Jakub Narebski said...

'Unpublished branch' (possible only in DVCS) gives ability to incrementally improve patch series, for example changing how it splits into commits, or correcting some error in the patch itself instead of adding fix two patches later. This requires rewriting history, which requires that history is not made public.

Of course it can be taken too far...

jaaron said...

@ben That's an interesting observation and thinking about the projects I've worked with on GitHub, it seems very accurate.

@greg To take your "give anyone a branch who asks for it" suggestion to the extreme there should be a button that allows anyone to create a branch. No email required. Just automate the branch creation completely.

And about the "tracking work" issue in the DVCS world? I think it's a nightmare. When I find a git repository, I'm always wondering where the latest development might be happening. This is particularly a pain when the original author has abandoned the work.

Bill Mill said...

> However, I still believe it is no big deal to ask to create a branch and provide commit access. If you're going to participate in a project, then one simple email is no big deal.

What you have to think about here is the marginal contributor; it really helps to think about this problem in economic terms.

I propose that sending an email to a mailing list when you're not well known on that list asking for commit access is a relatively high-cost action; you put yourself out there to guys you really respect, when you're not even sure that you're going to be able to help them by doing anything useful.

Let's say 1/100 people who will download your source will make useful contributions. If you make the cost to prepare to participate even a *little* high, you're much less likely to get that one than you are otherwise.

The solution? Lower the cost to get the code and hack on it, and focus on reviewing people's contributions.

It's easier to ask forgiveness than permission.

Brian P O'Rourke said...

@Greg I like how you have framed this as a social problem, but I see another situation which your analysis misses:

Many, perhaps most open source projects are dead or at least not actively maintained.
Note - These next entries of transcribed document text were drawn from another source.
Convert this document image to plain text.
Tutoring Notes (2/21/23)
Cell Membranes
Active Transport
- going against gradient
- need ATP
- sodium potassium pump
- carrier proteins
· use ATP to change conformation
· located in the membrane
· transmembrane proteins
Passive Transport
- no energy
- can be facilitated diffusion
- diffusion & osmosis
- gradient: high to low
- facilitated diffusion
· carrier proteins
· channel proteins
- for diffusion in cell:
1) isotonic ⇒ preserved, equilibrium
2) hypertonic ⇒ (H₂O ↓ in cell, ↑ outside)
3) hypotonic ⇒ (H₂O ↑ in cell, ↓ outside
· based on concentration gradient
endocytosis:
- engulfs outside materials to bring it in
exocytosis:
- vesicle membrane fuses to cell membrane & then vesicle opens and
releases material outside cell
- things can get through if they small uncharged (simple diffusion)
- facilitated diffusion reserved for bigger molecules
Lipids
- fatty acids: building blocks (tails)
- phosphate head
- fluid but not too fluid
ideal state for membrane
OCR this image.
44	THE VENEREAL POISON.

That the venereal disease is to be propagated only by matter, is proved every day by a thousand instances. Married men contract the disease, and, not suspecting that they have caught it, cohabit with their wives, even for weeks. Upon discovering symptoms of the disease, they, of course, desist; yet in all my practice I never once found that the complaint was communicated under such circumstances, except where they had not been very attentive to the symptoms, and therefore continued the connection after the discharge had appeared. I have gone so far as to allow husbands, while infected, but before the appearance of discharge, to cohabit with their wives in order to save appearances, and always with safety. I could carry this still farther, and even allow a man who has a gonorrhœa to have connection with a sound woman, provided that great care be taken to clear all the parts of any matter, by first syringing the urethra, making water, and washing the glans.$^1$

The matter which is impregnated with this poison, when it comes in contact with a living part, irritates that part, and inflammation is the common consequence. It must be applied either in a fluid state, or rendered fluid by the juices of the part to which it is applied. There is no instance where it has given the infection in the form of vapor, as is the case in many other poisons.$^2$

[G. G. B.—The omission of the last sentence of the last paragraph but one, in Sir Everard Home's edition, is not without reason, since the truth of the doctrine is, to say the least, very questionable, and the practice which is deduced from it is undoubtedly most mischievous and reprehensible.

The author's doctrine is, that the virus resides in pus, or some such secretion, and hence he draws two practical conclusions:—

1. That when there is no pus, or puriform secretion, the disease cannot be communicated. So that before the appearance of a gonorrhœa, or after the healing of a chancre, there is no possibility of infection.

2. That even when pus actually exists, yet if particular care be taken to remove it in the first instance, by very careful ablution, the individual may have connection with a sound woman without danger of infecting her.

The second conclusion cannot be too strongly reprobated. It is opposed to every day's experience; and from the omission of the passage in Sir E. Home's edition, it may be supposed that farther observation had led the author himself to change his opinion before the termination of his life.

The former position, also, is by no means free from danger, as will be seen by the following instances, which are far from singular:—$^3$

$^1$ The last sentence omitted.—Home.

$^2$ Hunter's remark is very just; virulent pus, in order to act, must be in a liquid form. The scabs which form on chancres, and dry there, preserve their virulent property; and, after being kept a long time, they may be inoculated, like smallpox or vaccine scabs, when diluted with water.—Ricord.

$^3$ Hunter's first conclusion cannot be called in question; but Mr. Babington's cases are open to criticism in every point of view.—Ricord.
Current DVCS tools make it trivial for anyone to pick up and start hacking away at long-forgotten streams of code, and making their changes public.

GitHub makes this process discoverable: looking at some project's mainline, you can also see any forks in the graph and follow the code's activity as it evolves away from its origin.

As the body of open source increases and more projects are orphaned and abandoned, this ability to branch without commit rights will become more important. "Not actively maintained" should not be equivalent to "RIP".

Adam Olsen said...

It's almost a social problem, but not quite.

Subversion mixes two authorities. To do any serious work (which should be done in a branch) you also need authority to unilaterally push new versions. It's akin to giving someone your full banking information simply because they offered to pick up some coffee for you. Not only is it a significant and pointless risk, but having to evaluate and monitor that risk wastes a great deal of time.

The ideal social arrangement involves a lot of patch review, signing off on patch sets, communication, etc. DVCS simply supports that sort of flow, while SVN gets in the way.

(Incidentally, I'm suffering from SVN right now. I started fixing some bugs in an open source game and it's become non-trivial, so I've had to stop.)

dstanek said...

I posted a similar idea on the python-dev list. I was a little less radical in that I wasn't thinking that anyone who wanted access should get it, but I do find the idea interesting.